A few words about agender – and pride – by Gordon Self.
When I was growing up, everyone told me I was a boy. That there were boys and girls and… nothing else! Whenever I noticed girls and boys doing different things… having different interests and expectations of their own, different freedoms and expectations assigned to them… it made no sense to me. Why was everyone putting up with this – and some people even enforcing it? Nobody ever told me that the experience of being a boy… or a girl… wasn’t supposed to suck – that it didn’t suck for almost everyone. If they assumed I didn’t mind being a boy, they never said so!
When I first heard of trans people and, some years later, gender dysphoria, it was only talked about in terms of needing to be the very opposite of whatever gender you got assigned at birth. All I could think of was… when are we going to escape gender by abolishing it altogether for everyone? All of my thoughts were so far from practical reality – I can look back now and see that I was relying on the coping mechanism of not thinking about real life in general – and certainly not my own.
When I first heard of nonbinary, did I have a eureka moment? Nope. Back then I was so dismissive of gender as a whole that I immediately thought of nonbinary as just another layer of nonsense poured on top of the existing oppressive nonsense!
So, what got me asking the right questions? When I started reading asexuality blogs (largely by accident at the age of… wait for it… 38) many of my favourite ace bloggers also turned out to be nonbinary. They wrote about their experiences of discovering, living and presenting their gender – which taught me so much more than any dictionary definitions had ever done. I became amazed and horrified by an idea that was entirely new and alien to me: that it was the norm to want the gender you were assigned at birth, not just quietly put up with it and make the best of a rotten job! It was time to look for ways to escape from all that.
Slowly I started to explore the possibilities – growing my hair long again, changing my clothes… Changing my pronouns and official gender details wherever possible (and it needs to be made possible everywhere – there’s still a long way to go!)… For once, this theory person just had to learn by doing. Doing, in fact, many things I had always wanted without quite knowing why. Doing for real some things I’d briefly tried out when I was younger but not managed to integrate into my way of life because I hadn’t been ready to fight alone against the world for those freedoms. Discovering that some of my old ideas of myself and my gender, were not true or helpful but were merely those coping mechanisms I mentioned earlier. That others had been assuming my experience of gender was like theirs, and I’d been assuming their experiences of gender were a bit like mine – and we were all spectacularly wrong!

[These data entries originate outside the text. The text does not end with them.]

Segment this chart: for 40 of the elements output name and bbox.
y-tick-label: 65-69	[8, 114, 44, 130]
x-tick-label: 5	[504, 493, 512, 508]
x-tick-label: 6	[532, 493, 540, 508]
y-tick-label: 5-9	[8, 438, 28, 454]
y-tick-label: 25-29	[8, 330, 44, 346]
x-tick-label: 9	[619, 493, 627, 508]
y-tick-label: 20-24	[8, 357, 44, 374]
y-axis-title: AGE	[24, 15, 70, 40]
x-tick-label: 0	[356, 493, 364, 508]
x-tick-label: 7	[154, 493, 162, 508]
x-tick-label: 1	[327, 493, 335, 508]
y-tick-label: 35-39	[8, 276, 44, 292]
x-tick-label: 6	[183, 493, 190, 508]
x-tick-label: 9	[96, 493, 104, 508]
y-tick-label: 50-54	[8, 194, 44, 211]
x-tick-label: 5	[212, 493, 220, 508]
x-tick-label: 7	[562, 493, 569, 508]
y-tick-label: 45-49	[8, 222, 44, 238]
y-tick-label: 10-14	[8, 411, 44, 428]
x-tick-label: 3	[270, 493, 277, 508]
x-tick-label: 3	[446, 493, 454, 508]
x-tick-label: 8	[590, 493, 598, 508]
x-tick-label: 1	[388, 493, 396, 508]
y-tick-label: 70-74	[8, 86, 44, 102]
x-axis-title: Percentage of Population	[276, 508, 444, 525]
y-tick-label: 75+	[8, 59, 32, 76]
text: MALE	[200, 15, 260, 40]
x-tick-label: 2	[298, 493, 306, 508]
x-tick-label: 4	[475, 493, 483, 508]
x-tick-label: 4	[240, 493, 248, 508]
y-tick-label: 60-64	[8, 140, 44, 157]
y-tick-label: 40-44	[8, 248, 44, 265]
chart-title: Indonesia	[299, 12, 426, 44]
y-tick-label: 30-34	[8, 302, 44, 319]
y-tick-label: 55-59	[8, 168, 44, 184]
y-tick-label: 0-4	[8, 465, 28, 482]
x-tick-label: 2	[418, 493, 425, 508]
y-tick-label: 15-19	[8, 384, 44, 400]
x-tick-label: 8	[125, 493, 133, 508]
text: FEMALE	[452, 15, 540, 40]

I was able to start moving away from the harm caused by those past assumptions. Being the real me and taking pleasure in it – in ways I had never known a person could. How can you desire an experience that you have no idea even exists? For the first time ever, I could have conversations about gender without feeling alienated by the mere idea of its existence. Instead of being surprised and disappointed each time I heard a cisgender person saying they were actually happy with their assigned gender – which used to feel to me like they were letting the side down – I could now see how their viewpoint was different from mine and respect it. I could knowingly meet other nonbinary people and feel kinship over gender experiences that I now knew we shared.
Pride is about being our true selves – a process that depends on discovering our true selves. To do that we have to defeat ignorance. To listen to each other’s stories with openness and acceptance from as soon as we’re old enough to know what a story is. To work towards a world where we’re safe telling our own stories and free to change our lives with whatever we learn from each others’. I’ve only told one story here, but if I had heard many more different ones when I was younger, I would have been able to look for my place among them. Doing that as a middle-aged adult has been a very different experience although I’m so glad I’ve got there at last!
I am not a man or a woman. I am so not a man or a woman, that the word nonbinary doesn’t even quite go far enough. I am agender. I’ve even got the hat to prove it!